In March 2001 the Japanese government removed the ¥ 6 million (US $50,000) ceiling on the amount of money that researchers at public universities are allowed to earn from government-held patents based on their work. In Japan, practically all patents coming from public research are government-held. This signifies a major sea change in policy and is intended to encourage academics to be more active in pursuing commercial applications for their work. Since 1996, and the advent of extensive gene patenting, the number of patents granted on university based science has jumped almost five fold in Japan.

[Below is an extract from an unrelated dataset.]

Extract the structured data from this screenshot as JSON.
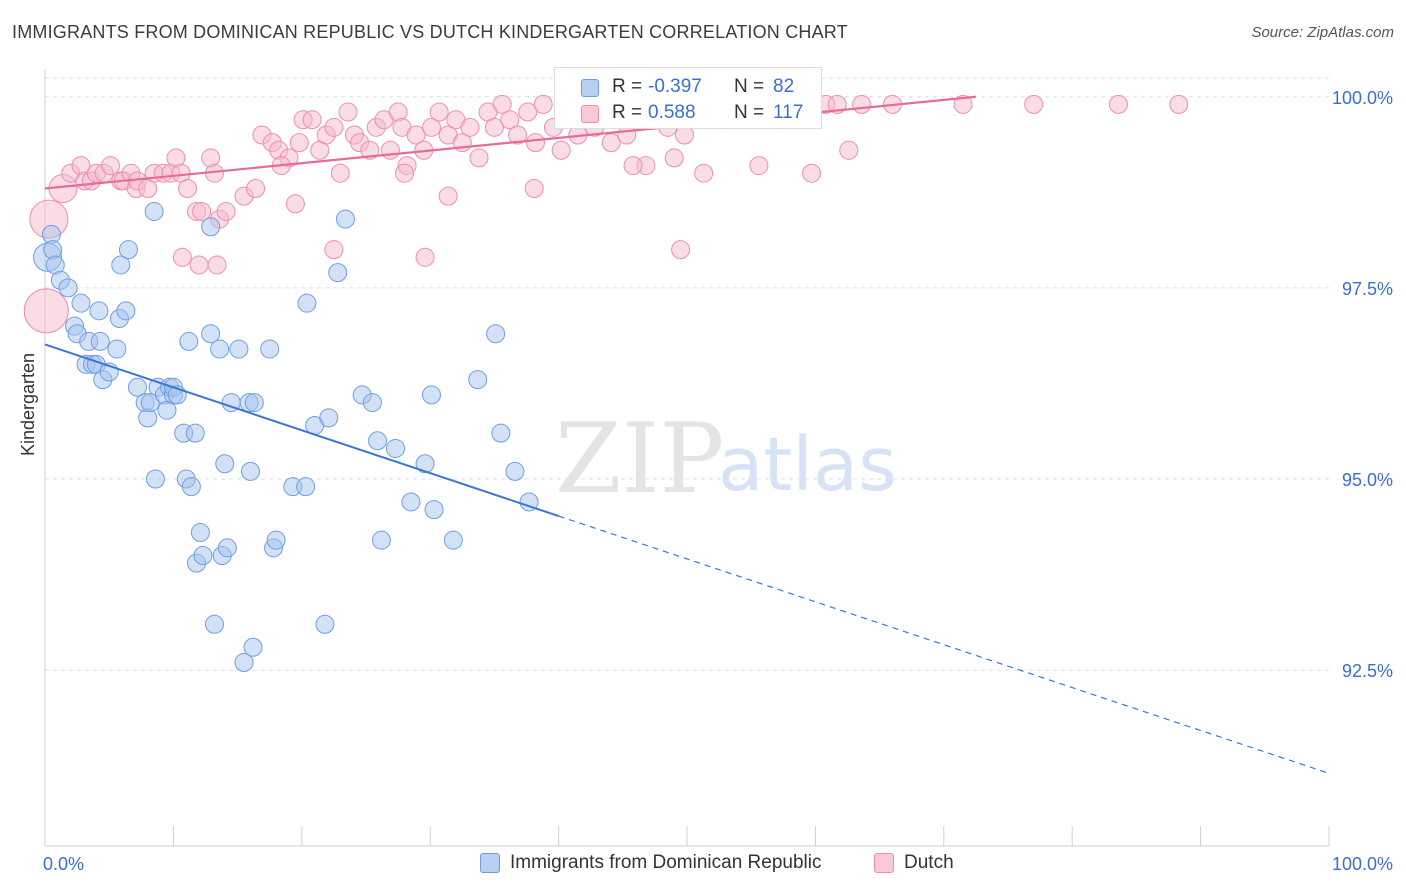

Source "Japan's academics get green light to make their fortunes", By David Gyranoski, Nature Vol 410 No 6828, p 504
The Wellcome Trust has banned all its grant recipients from using Wellcome money to subscribe to the human genome sequence of Celera Genomics. Wellcome deny an out and out ban but their new policy document states "no trust funds may be used for the purpose of accessing Celera subscription services". Wellcome's director, Mike Dexter says "there is no evidence that Celera's database offers any scientific advantage".
Source: "No Wellcome money for Celera", by David Adam, London, Nature Vol 410 No 6827 p 397
The European Patent Office (EPO) has revoked Hoffmann-La Roche's 1997 patent for naturally occurring Taq DNA polymerase. EPO officials say the patent is invalid because it is not a novel invention and is based on previously published data.
Taq DNA polymerase comes from the bacterium Thermus aquaticus, which lives in hot springs. It is a thermally stable enzyme crucial to the polymerase chain reaction (PCR) process, a widely used research tool that amplifies DNA.
This is the second time a major Roche patent on PCR has been revoked. In 1999, a federal judge in San Francisco ruled Roche's US patent for native Taq invalid because it had been obtained with "intent to mislead".
Promega, a US based company that markets native Taq is responsible for disputing the patent and has been supported by three other companies, Bioline, New England Biolabs and Becton Dickinson. They claim the patent should not have been allowed in the first place and was only granted after years of lobbying by La Roche.
La Roche also holds an EPO patent for a recombinant version of Taq, which was created by inserting the Taq gene into another species of bacterium. Recombinant Taq now accounts a large portion of Roche's market. It too is being challenged by London based company, Bioline.